Dr. Goodale. Yes, sir.

Mr. Powell. You burn the least nocuous?

Dr. Goodale. Well, we could not very well burn the sewage. We burn the garbage; that is, it is emptied every day. We have a man remove it every day. It is taken away and each cottage pays a certain amount for its removal. We have nothing at Thousand Island Park to breed disease but what we dispose of.

I have no apology to make for anything that we do that injures our neighbors, because we really have not been looking out for that. We would be very glad to if we were able. The last fire we had damaged us about $250,000 to $300,000, so you will realize that we have not much money to spare. We have the healthiest place that I know of anywhere in the United States or Canada. Thousand Island Park is really an international park. We have a tabernacle in which we can seat about 3,000 people. We would be very glad to cooperate with this commission, or with anybody else, for the benefit of the St. Lawrence River, but we are too poor to do it just now. I did not come here to ask for anything, but to simply state to you that we are doing everything we can for the protection of the health of the people who visit us and of the people who go up and down the river.
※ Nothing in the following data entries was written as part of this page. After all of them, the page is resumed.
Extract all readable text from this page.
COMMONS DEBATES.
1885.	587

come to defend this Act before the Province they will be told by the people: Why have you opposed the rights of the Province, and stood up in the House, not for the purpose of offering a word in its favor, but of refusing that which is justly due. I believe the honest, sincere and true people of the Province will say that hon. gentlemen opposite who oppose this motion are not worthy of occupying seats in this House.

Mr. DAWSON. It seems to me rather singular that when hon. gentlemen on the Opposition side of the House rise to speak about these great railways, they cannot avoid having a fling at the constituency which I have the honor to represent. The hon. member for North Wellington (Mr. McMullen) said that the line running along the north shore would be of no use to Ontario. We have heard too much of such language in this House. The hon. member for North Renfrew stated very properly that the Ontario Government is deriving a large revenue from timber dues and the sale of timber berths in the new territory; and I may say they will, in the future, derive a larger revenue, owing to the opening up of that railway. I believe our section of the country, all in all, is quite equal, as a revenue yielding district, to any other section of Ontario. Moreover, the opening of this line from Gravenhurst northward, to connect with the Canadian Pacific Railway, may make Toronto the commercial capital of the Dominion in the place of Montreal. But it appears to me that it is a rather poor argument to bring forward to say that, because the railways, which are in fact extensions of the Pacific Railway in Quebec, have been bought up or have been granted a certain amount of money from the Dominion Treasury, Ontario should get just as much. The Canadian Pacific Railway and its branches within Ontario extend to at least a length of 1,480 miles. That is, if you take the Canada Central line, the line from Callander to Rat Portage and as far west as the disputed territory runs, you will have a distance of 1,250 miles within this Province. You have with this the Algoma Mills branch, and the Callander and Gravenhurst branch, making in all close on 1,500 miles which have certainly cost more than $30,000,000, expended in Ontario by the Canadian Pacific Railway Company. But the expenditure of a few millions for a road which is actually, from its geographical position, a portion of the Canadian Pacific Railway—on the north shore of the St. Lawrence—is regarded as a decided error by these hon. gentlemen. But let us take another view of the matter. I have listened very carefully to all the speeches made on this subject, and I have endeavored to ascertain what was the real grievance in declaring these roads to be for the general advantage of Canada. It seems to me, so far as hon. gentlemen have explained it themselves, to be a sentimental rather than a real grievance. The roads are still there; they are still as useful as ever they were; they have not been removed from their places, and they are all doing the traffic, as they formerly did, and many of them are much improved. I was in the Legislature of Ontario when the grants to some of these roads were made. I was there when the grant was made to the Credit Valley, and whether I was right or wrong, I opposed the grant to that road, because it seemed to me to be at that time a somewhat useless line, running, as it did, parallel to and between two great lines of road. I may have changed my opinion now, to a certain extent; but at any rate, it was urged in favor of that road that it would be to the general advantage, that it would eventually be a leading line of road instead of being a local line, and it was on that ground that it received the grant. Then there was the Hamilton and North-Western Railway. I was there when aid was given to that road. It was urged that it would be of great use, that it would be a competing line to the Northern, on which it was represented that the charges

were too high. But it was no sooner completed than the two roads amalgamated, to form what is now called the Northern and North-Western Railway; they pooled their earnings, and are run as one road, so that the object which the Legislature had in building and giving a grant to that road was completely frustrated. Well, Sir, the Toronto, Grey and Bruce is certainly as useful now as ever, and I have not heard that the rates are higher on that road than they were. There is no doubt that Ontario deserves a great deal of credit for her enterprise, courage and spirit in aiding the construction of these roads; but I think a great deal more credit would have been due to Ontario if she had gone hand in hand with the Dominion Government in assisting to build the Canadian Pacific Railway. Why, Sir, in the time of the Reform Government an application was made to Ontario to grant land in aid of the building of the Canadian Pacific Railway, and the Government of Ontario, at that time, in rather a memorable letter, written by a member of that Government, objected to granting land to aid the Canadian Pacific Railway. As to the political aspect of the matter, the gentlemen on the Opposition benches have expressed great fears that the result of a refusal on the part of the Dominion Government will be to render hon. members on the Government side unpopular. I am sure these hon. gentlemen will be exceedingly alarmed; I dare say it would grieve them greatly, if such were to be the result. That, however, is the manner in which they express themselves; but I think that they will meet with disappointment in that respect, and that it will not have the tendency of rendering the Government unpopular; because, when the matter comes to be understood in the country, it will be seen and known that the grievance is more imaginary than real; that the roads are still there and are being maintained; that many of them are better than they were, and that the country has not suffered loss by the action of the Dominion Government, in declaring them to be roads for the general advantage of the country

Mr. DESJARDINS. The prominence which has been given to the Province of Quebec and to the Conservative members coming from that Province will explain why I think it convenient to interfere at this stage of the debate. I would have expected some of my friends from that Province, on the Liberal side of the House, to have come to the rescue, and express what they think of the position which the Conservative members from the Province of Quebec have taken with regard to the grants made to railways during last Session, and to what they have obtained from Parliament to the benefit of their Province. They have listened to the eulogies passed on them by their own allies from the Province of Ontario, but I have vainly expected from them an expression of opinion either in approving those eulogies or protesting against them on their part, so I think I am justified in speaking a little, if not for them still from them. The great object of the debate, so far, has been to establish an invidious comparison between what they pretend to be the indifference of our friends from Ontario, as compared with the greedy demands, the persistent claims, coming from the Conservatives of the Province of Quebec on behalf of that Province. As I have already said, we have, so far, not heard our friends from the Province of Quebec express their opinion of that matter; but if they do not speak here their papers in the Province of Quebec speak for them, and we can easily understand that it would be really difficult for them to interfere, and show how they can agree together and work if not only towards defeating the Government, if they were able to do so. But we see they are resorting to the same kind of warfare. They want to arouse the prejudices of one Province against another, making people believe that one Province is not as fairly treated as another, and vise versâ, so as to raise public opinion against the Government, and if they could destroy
I would like to ask whether or not this commission is appointed from Washington?

Mr. Gardner. It is appointed by both Governments. The commission was brought into existence by treaty between Great Britain and the United States, and, among other things, they agreed in that treaty that they would not permit the pollution of the boundary waters to the injury of property or health on either side. Now, the two Governments referred the question to this commission to ascertain whether or not the terms of the treaty were being violated, and if the waters were being polluted in contravention of the treaty. The commission put bacteriologists at work, and they have demonstrated beyond any question that the waters are being grossly polluted in places in violation of the treaty. The Governments then asked this commission to determine the remedy. That is what the commission is at work upon at the present time, to devise a remedy for this wholesale pollution that has been going on indiscriminately all up and down the boundary waters. The fact that any one community has been able to get pure water and avoid sickness does not change the matter at all; if they are dumping their sewage into the boundary water it is the duty of this commission to ascertain the facts and report them to the Governments. If the Governments accept the remedies that the commission finally submits to them for adoption there will not, I apprehend, be any discrimination between communities; they will all be treated alike.

Dr. Goodale. As I understand it this commission has nothing to consider in regard to the purity or impurity of the St. Lawrence River.

Mr. Gardner. Yes; the commission have to determine whether or not the waters are being polluted in contravention of the treaty; and, if so, what is the remedy. But the two countries have agreed that the waters shall not be polluted to the injury of health or property on the other side.

Dr. Goodale. Well, what are they going to do if it is?

Mr. Gardner. Well, we are ascertaining the facts now. We are trying to get at the actual conditions, and when we submit our report to the Governments it is for them to devise the administrative part of it. These two great Governments have joined in this movement, and I do not think there is any question but that they will be able to put a stop to what they regard as an unwarranted abuse.